Earlier this month we had the opportunity to attend the 2013 CJD Family Foundation Conference in Washington, D.C.  Hats off to Florence Kranitz and everyone else at CJD Foundation for organizing an excellent event.

First and foremost, it was a great chance to meet people.  Thanks to all the other families we met who shared their stories.  It can feel like we’re alone in this day-to-day, and meeting everyone was a wonderful reminder that the cause we’re working for is much bigger than ourselves.  By the way – among the folks we met was Trevor Baierl, who’s making a documentary about his family’s experience with CJD and his process of getting tested for the mutation – good luck, Trevor!

We also got to meet personally with several researchers and hear the latest updates and challenges.  A couple of the research presentations focused on diagnosis of prion diseases in human patients.  This is a huge challenge and will need to improve in order for clinical trials of any new treatments to be successful, because at present diagnoses are not made until disease is very advanced.  Michael Geschwind pointed out that at present, 2/3 of the disease course – time from first symptom to death – is lost just reaching the correct diagnosis [Paterson 2012 (ft)], leaving precious little time for intervention.  Alberto Bizzi’s research presentation covered diagnostic methods using MRI, and Byron Caughey discussed a new technique called RT-QuIC which can amplify prions in cerebrospinal fluid.  There’s little doubt that MRI is an improvement over the 14-3-3 protein test for sporadic CJD [Geschwind 2003 (ft), Young 2005 (ft), Vitali 2011], but Bizzi’s data suggest that the diagnosis of more obscure prion diseases – including fatal familial insomnia and VPSPr – remain more challenging.  There are high hopes for RT-QuIC, which is just beginning to reach the clinic – apparently it has almost 100% sensitivity even for GSS, FFI and genetic forms of CJD [Sano 2013].
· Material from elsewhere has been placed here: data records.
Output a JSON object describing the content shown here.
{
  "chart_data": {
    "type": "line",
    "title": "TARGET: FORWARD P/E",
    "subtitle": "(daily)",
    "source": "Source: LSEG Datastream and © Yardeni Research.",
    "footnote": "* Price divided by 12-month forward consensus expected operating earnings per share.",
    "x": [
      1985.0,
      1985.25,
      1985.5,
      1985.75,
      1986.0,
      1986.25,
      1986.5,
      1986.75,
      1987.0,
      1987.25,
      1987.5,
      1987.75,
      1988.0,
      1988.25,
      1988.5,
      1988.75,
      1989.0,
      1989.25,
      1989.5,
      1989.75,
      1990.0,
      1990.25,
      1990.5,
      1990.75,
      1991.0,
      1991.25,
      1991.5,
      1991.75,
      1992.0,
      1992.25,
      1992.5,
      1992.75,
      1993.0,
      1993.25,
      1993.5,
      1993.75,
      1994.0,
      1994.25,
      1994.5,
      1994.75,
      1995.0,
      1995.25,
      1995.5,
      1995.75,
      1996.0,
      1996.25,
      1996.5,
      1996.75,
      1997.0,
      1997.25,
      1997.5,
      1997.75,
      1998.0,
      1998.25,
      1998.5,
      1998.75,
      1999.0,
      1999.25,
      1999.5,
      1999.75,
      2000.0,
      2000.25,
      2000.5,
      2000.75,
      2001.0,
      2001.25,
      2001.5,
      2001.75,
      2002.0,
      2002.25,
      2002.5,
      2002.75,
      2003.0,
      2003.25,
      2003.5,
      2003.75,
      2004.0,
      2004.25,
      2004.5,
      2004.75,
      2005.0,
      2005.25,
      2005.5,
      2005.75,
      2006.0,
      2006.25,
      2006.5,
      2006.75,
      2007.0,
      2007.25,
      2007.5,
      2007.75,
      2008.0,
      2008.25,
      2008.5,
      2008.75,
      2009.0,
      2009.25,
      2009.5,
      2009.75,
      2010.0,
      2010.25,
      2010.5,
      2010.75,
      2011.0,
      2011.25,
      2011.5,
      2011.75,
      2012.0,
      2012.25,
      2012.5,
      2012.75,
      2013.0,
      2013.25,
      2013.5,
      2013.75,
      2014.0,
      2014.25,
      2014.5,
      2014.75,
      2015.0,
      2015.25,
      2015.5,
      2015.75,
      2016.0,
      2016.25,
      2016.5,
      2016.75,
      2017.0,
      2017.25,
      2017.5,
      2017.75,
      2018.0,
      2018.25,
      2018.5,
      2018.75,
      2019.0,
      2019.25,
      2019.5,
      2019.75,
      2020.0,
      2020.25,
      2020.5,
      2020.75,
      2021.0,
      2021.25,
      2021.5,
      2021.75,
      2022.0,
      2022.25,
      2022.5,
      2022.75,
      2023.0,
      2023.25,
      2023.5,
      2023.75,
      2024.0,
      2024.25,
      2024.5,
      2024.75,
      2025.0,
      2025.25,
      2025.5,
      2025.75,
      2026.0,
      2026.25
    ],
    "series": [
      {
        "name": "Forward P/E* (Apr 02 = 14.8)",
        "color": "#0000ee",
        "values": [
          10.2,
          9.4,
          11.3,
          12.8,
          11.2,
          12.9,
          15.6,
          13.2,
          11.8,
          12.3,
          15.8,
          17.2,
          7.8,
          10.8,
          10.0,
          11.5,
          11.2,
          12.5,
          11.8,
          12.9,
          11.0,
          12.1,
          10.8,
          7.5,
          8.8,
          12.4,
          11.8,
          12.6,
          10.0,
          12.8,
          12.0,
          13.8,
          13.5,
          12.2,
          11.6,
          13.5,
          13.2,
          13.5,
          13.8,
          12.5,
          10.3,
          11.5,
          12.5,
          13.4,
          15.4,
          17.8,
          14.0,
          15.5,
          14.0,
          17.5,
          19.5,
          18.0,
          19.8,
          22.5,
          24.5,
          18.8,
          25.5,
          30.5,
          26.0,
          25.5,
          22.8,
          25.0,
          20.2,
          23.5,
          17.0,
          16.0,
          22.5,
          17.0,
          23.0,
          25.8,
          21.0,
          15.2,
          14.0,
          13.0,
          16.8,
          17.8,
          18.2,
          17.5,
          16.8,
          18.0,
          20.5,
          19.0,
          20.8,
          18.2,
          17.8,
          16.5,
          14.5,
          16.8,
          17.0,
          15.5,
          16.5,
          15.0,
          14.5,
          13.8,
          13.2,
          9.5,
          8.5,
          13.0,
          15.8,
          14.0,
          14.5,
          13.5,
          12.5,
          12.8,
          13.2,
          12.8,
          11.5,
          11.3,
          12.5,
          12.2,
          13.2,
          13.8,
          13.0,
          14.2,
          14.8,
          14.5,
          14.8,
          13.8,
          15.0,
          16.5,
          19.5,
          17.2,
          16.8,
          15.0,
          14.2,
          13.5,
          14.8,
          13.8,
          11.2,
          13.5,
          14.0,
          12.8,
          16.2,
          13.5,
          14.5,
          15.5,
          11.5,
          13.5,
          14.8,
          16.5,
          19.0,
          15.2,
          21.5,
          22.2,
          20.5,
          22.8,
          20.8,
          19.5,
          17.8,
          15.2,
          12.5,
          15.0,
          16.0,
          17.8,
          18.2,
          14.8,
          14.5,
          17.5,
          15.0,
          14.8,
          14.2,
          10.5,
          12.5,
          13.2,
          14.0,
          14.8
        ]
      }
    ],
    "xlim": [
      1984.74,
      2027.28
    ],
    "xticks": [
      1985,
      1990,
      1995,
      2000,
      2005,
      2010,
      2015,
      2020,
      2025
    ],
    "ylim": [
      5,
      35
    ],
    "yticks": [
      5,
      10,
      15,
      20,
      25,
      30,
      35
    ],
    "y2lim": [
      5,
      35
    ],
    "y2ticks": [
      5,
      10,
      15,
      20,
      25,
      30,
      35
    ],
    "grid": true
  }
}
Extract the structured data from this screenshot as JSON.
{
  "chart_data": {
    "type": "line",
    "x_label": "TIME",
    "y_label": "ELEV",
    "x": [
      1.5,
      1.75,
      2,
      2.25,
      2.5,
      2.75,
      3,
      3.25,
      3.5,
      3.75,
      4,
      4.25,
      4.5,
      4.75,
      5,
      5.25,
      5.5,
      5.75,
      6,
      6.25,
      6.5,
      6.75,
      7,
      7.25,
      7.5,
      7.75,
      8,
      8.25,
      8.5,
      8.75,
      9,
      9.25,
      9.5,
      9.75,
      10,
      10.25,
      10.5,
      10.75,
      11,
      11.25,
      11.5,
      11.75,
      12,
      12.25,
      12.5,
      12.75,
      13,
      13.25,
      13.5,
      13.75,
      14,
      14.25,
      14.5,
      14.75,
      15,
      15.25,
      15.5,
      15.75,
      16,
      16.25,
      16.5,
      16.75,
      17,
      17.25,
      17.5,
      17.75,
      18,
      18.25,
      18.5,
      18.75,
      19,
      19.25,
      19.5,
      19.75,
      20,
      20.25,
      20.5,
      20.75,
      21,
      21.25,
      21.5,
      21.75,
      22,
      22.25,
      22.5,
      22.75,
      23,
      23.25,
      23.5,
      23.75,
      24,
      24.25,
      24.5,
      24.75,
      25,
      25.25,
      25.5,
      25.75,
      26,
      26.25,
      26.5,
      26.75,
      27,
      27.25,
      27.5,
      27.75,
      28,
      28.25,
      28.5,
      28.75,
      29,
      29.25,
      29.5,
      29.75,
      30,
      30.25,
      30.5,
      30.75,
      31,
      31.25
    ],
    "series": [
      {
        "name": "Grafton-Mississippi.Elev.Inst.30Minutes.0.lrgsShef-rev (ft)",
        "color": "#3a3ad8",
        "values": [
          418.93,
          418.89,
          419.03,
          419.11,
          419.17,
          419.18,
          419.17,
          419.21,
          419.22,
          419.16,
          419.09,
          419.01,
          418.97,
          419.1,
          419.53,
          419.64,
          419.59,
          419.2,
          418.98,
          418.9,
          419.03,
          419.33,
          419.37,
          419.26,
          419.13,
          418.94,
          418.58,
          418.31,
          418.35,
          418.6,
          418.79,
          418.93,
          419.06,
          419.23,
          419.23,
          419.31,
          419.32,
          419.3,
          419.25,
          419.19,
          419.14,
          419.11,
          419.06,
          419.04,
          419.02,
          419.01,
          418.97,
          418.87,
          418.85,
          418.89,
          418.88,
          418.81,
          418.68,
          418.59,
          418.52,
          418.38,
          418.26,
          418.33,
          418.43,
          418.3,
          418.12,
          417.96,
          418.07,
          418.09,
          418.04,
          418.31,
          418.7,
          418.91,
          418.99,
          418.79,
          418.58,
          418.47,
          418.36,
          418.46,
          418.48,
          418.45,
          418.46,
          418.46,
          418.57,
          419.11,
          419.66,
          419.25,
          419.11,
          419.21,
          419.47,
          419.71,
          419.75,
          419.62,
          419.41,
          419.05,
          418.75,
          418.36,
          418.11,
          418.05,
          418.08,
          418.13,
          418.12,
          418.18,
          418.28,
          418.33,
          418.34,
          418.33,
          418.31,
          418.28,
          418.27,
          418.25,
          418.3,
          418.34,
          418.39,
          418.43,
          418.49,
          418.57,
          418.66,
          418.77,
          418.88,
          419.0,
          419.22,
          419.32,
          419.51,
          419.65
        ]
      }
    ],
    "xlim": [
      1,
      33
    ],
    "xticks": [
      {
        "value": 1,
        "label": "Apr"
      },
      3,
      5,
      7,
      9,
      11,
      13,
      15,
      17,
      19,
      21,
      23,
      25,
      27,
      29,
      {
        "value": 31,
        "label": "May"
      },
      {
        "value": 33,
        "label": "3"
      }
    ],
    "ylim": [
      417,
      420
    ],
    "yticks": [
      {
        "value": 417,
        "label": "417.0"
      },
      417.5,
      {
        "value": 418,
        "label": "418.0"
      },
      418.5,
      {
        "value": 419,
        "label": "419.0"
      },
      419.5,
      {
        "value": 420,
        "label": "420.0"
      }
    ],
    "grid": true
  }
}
Simon Mead also flew in from London to present a great deal of research that has gone into preparing for future clinical trials in the U.K., including a sneak peek at MRC Prion Unit’s vision for a possible new clinical trial of an antibody against PrP.  He began by observing that, though it’s easy to measure survival time in prion diseases, increasing survival isn’t an ideal goal in clinical trials because it doesn’t mean much without improvements in quality of life.  Toward that end, he introduced a rating scale for functional decline in prion disease which his group has developed for use in future clinical trials.  In addition to better reflecting what patients and families want, this tool will also help to give more statistically meaningful results if MRC decides to pursue an open label clinical trial.  Open label means that all patients who enroll are treated, rather than 50% being assigned to a placebo group.  The risk of open label trials is that only the healthier patients want to enroll, which makes it difficult to compare them to historic data on untreated patients.  But by measuring the rate of disease progression rather than survival time, the new rating scale can still give more meaningful results.

There were several other good talks as well.  Paul Brown gave a highly entertaining history of the early days of prion research from scrapie through the discovery that kuru and CJD were transmissible.  (By the way, another excellent narrative of this history can be had in The Family That Couldn’t Sleep).  Bob Will discussed prion surveillance in the U.K. and argued for continued vigilance while reminding us that the risk of transmission is very low. Addressing concerns about transmission of CJD between people [presumably referring to Brown 1998Hillier & Salmon 2000 (ft), Capellari 2008] Dr. Will stated that there has never been a confirmed case of human-to-human transmission of prion disease.

Above all the conference was about people.  We were so impressed at the strength of all the families coping with prion disease, and at the commitment of researchers to moving science forward.  We’re all in this together!